Today marks the second week on the calendar since the ordeal occured. It has been several moons in my mind timer. I faced the knife and the red fluid flowing through my veins was spilled on the national soil. Don’t get me wrong, I did not undergo female genital mutilation and I am too young to be a freedom fighter for this great nation (I have some patriotism in me😂). This is the formality of an opening of a story, you know just in case my grand kids come across this piece.
It was a quiet night late as it was, the darkness illuminated by the evenly distributed yellow street lights. I was planning of writing something on the very eventful day I had once I got into the house. As I branched from the light into darkness, a quick thought ran past my chain of ideas. What if someone robbed me at this corner and took my phone? I would beg them to allow me to remove my memory card as it had my writings, I responded. That is a request no robber could refuse granting me, right?

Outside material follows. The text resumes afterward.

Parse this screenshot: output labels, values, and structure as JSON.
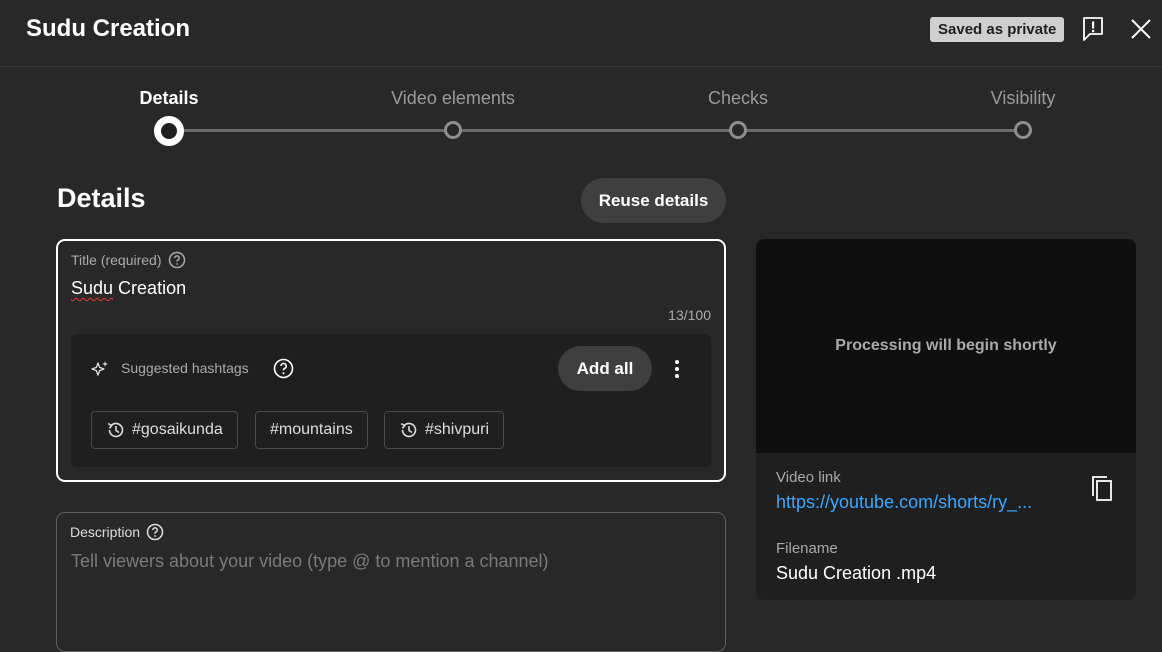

Rounding the corner, I switched on the flashlight so conveniently installed in my phone. A young man in a cap passed and when a second one without a cap appeared, I wanted to excuse him not knowing the two had other plans (how kind of me). The capped guy tried getting a hold of me in the back while the other akanishika mashati (for lack of a better term, I was wearing a dress😂😂). I wanted to laugh as my thoughts were clearly playing tricks on me. Isn’t this what I just imagined? How could it come to pass? I have never been psychic.. Until I saw the knife..
Toa kila kitu ama nikudunge..
The knife was glimmering against the beams of light from my phone. There wasn’t a knife involved in my thoughts. This is real and it is happening! The typical me should have frozen on the spot and they would have had a chance to rip me of everything I was in possession of at that time. Instead my left hand sprung into action and caught the knife that was about to stab me probably because my right capable hand was holding the phone lighting my path. Before the pain set in, I folded my palm and the next thing I saw was him pulling out the knife..
In a state of shock and panic (pain is one of my biggest weaknesses), I opened my mouth and only then did I realize what a powerful set of lungs I’m ordained with. The trio ran in the directions we all hailed from in the ratio of two is to one (get it? 😂😝) I still wonder to date what they did with my blood on their knife, ideas anyone?
A number of people who heard my loud scream stopped me from running and questioned what had happened. My brain had now registered the bleeding and I was in tears. The good Samaritans used my crisp white hanky to lessen the bleeding as I was painting the ground red. Amongst them was msee wa nduthi and they asked him to rush me to hospital as the bleeding was too much. I hopped on and lay on his back as he cruised around the bumpy streets before we finally got there.
It was a small clinic set up a few metres off the road. The reception was more snail-paced than I expected for a bleeding individual who was becoming dizzy by the minute but they eventually opened up and let me in. The doctor finally started working on me after he asked many many questions. He was particularly slow at attending to me and I can assure you the last thing you need while suffering is a slow-but-sure procedure.
A few calls later, a friend of mine Gil was the only one available to come take me home. I held his hand while getting the tetanus and amnesia jabs. I wanted to die as I watched my previously beautiful hand getting stitch after stitch. After picking the prescribed medicine and paying for the treatment, we rode home. Later that night, thousands of tosses and turns with me, I realized I could hardly sleep. I was unaware in which position my hand would be least painful and allow me some sleep.
Thr dressing over my palm is now off. I’m attending physiotherapy sessions weekly to find hope for my numb, unfunctioning index finger (I did not even take physiotherapy seriously before). I have learned a great deal from this, the most important being that I shouldn’t be out at night. I am traumatized and I will have to sign up for some therapy before I lose it. Every guy that I am not familiar with appears to be a mugger and when I see two young men of the approximate height to those who attacked me, I want to point fingers. I now understand trauma. Wait, is this Paranoia? If you had plans to ask for my hand in marriage cancel them😂😂
Finally I want to thank everyone who has been there for me throughout this hard time. I would mention all your names but some people might get credit where it isn’t due. I will do titles😊😊
My best friends, my friends who called to check up on me, my WGK family, those who asked me to keep re-narrating 😂, those who escorted me for my check ups, the I am sorry’s, the advices on what to eat and how to keep myself going. The most important is the person who has been doing it all for me. I had to be helped in the shower, applying lotion and even tying my laces. Every single day you saw me in class is thanks to this one being who was taking care of the very basics, behind the scenes🙌
How do you think I get my bra on with a single hand?